The leather struck firmly against one cheek, sending a stinging rush through my bottom. When the second stroke landed hard on the other cheek I let out a soft gasp. Gritting my teeth, I silently counted off the next two strokes. I let out a low cry of pain as the fifth stroke landed loudly and firmly against my throbbing behind, then a louder yell when the final stroke of the leather smacked hard against my tender, bare flesh. I lay very still, as the stinging pain danced across my behind, before being replaced by the gentle touch of Ben’s caressing hands.
“You can stand up now,” he said. “The punishment is over.”
I did as he said. He turned me around, embracing me warmly and tightly, kissing my neck lovingly. Then he lifted my pyjama top over my head, lay me on the sofa and pulled my pyjama bottoms off. I opened my legs, my pussy wet and wanting him, his tongue, his cock. There on the sofa, my bottom tingling from my spanking, we made beautiful, passionate love.
The next day, the faint soreness of my bottom serving as a reminder, I moved the paperclip. And I did so again the following day. Then, on the day after that, I stood at the desk, about to pick the paperclip up. But instead I turned around and walked out of the study, the paperclip untouched and unmoved. For the rest of that day I waited, eager and impatient, for Ben to return home and discover my failure, and for the consequences that would inevitably follow. He did not disappoint me, neither that evening nor on the two subsequent days when I had failed in my small task.
“I thought this might happen,” he said, rubbing my sore bottom after my third consecutive spanking. “It’s almost as if you want to be spanked.” I remained silent, my slight blush unseen. “Be honest with me, Wendy. Do you enjoy being spanked?”

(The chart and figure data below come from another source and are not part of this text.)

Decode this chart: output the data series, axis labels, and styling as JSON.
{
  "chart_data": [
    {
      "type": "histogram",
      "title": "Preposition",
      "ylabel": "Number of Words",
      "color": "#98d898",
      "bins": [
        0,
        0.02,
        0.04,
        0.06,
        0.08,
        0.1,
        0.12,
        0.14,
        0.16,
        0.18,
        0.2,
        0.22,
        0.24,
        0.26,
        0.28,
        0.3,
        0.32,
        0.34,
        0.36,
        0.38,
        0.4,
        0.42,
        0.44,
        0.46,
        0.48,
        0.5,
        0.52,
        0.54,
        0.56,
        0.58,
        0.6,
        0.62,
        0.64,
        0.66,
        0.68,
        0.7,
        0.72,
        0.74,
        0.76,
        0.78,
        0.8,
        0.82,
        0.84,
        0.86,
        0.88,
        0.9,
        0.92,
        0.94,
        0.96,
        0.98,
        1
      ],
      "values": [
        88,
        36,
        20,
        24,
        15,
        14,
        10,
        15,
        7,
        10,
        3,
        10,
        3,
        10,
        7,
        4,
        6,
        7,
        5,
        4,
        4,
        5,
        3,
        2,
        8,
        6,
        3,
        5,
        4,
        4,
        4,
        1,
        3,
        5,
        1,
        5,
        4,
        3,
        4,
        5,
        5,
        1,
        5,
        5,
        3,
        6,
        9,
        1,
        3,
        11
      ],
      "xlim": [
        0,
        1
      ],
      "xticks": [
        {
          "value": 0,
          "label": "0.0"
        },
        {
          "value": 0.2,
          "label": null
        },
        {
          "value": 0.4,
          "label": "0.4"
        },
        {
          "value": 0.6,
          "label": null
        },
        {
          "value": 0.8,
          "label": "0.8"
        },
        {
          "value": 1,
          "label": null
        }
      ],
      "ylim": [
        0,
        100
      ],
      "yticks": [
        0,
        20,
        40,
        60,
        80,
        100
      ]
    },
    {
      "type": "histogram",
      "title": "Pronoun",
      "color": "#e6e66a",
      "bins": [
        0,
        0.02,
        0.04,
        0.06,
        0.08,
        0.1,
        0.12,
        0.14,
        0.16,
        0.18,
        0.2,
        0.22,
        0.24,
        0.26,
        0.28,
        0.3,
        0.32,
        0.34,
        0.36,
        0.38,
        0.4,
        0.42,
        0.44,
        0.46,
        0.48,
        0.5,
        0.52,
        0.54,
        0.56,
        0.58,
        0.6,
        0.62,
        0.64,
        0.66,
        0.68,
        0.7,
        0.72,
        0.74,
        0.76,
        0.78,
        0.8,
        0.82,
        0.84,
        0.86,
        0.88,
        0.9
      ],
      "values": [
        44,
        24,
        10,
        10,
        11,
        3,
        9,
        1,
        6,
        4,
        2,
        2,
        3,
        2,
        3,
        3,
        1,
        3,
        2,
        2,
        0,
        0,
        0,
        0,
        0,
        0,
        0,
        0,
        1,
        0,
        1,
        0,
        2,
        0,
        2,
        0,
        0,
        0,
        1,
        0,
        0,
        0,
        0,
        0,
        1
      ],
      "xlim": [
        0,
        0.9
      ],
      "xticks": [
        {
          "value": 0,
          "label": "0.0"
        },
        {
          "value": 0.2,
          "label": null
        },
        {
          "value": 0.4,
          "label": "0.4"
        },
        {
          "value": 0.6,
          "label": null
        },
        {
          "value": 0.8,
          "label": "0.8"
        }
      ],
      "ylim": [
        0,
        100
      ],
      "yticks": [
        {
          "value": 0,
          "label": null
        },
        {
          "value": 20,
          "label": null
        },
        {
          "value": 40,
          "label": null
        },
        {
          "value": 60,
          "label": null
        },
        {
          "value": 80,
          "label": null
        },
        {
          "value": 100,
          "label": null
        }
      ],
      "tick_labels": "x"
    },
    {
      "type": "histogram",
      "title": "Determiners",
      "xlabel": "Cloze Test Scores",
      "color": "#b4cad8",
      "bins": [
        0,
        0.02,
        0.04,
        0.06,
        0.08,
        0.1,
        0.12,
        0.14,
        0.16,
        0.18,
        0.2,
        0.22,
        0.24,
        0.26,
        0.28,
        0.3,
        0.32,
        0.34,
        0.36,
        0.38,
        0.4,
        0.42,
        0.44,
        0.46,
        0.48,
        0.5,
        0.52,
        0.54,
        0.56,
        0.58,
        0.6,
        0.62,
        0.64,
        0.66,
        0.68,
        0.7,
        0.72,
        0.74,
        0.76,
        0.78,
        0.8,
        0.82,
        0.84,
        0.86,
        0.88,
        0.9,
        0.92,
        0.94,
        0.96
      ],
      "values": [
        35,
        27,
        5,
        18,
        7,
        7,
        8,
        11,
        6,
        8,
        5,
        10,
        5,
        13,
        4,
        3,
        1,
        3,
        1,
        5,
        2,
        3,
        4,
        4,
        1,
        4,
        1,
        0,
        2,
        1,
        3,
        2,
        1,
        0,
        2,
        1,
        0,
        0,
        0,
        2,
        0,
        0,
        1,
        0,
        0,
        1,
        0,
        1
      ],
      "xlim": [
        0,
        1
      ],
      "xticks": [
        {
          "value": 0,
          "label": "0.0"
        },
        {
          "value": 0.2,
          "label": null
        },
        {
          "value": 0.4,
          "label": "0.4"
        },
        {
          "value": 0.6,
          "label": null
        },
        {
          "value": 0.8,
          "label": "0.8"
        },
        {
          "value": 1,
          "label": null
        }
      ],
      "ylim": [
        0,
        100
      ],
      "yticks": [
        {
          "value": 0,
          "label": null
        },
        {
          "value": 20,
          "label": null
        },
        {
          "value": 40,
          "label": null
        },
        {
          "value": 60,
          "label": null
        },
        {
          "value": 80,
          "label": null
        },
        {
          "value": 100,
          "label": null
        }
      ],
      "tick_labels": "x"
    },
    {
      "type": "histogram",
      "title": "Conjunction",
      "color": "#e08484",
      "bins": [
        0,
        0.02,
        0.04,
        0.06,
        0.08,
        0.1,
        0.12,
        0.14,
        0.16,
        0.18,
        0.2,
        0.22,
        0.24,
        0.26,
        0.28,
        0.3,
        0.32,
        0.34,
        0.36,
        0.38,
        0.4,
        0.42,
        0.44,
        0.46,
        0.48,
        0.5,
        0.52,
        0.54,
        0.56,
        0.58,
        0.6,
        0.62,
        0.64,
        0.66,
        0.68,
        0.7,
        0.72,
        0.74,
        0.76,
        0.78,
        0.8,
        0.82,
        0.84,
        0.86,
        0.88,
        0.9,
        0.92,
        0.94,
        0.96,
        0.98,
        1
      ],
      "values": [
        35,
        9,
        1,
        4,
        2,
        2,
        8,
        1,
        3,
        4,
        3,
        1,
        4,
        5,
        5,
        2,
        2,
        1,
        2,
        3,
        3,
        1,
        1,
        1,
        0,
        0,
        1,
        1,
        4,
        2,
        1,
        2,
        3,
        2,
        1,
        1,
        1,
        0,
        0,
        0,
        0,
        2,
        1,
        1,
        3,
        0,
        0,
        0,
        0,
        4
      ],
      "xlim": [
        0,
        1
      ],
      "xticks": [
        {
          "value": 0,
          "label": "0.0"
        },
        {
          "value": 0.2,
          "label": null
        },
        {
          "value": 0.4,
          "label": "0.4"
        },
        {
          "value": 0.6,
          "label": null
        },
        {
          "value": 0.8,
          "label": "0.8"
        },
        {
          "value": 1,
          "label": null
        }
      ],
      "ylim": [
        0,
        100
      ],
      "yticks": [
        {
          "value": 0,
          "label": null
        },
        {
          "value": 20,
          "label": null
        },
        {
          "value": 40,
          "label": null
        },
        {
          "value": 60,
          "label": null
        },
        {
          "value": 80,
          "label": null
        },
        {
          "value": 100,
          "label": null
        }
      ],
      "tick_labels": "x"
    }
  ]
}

“Yes,” I said, quietly and a little ashamed. “I love it. I absolutely love it. Is that wrong of me?”
He went to the sofa and asked me to sit on his lap, my pyjama bottoms dangling around my ankles. “No, of course it’s not,” he said. “I thought you would. I hoped you would. But it means we’ll have to adapt our approach. Starting from tomorrow, you’ll be spanked if you successfully move the paperclip. If you fail, then no spanking. How does that sound?”
“It sounds wonderful.” I put my hands around his neck and kissed him. I whispered in his ear: “Yes, spank me to reward me, I know that will work.”
And the rewards did work. Over the following week I moved the paperclip every day. Gradually we introduced more difficult tasks, and, to encourage and motivate me with those, we bought a cane, the stinging strokes of which I sincerely strived to avoid. But we never stopped the paperclip task, not even when I returned to my thesis and completed it, not even when I published my first book, not even when I applied for and was awarded a postdoctoral fellowship, not even when I no longer needed to build my mental strength because I could carry out almost every task I set my mind to.
I’m looking at the paperclip now, the same paperclip that has been on this desk for nearly five years. As soon as I finish typing this sentence I will move it across the desk and then wait with excited anticipation for Ben to return home and punish me.
[Inspiration for the mental strength exercise came from Mark Forster, Get Everything Done and Still Have Time to Play (2000).]